I wrote (and sent) a sentence like, “I found my piece in a rowhouse setting in the city.”   In truth, I suppose one might say that though my intention of saying “I found my peace…” might well have been read that way anyhow, the actual meaning of the sentence could also be said to be true, (all apologies to my girlfriend).  Despite the sentence’s effectiveness as a double entendre, it was not intended to be one.  It was a bona fide mistake for which I take full responsibility.  My failure to pick this one up during proofreading may indicate that my mind is preparing itself to be ‘cared for’ by others as it disintegrates into not caring about anything.

I must keep in mind a kind of affirmation suggested by Brené Brown, “I’m imperfect but I am wired for struggle and I am worthy of love and belonging.  I am enough.”

I’m not sure which baseball great said, “We musta made the wrong mistake!”  I suspect that it is properly attributed to Yogi Berra, but it might well have come from Casey Stengle instead.  My errant sentence was just that, a case of having made the wrong mistake.

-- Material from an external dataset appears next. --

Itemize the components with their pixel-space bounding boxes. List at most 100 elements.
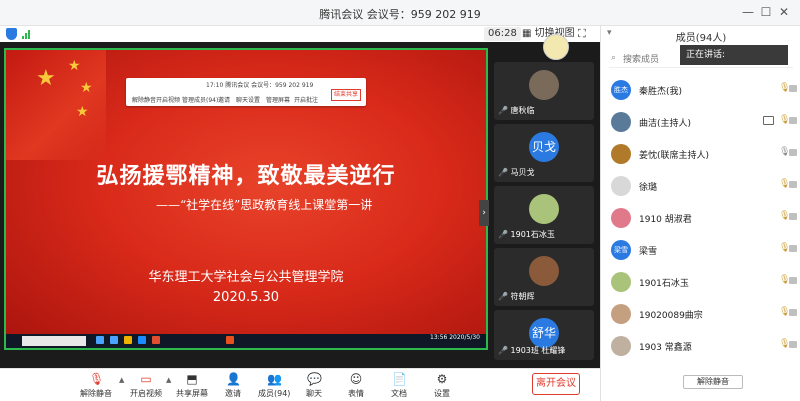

All of the foregoing brings me to the point of sharing some of my interest in baseball.  What a great game it is!  When people hear that quote, “We musta made the wrong mistake,” many assume that it was uttered by some Bozo who had no means of understanding the apparently self-contradictory essence of what he was saying.  But no.  Whether it was Berra or Stengle, it came from the lips of a baseball great who probably really meant what he said.

In baseball I have seen many intentional ‘mistakes.’  Mistakes sometimes fool the opposing players into taking actions that lead their team away from victory.  I have seen a centre fielder park himself in position to catch a high fly ball even though he didn’t have a hope of catching the ball that had been hit too far for him to catch.  That ‘mistake’ caused a baserunner to hold himself on base, unsure of what he was seeing in the outfield.  The ball dropped well behind the centre fielder, but it was quickly scooped up by the right fielder and tossed into the infield for a forced out at second base.

Another example of an intentional mistake I saw occurred with runners on first and third.  The first base runner took off in an attempt to steal second, but stumbled and fell along the base path.  It was a ‘mistake’ that drew the fielding team into a rundown attempt between first and second.  Meanwhile, the runner on third base stole home!  The trip and fall was not really a mistake at all, it only appeared to be a mistake.  It was the right mistake.  The fielding team made the wrong mistake.

Alas, I can’t promise to give up writing despite my many mistakes, right and wrong.  I’ll try to write less often, though I am disinclined to write fewer words.  If I want to convey my response to a coloured glass orb upon which dust has settled, yet has been touched by the hands of a child whose fingers have lifted small circles of dust from its surface, I need a lot of words to convey the full image.  Fewer words would be inadequate.

But enough of this pap!  May you make all the right mistakes today and always!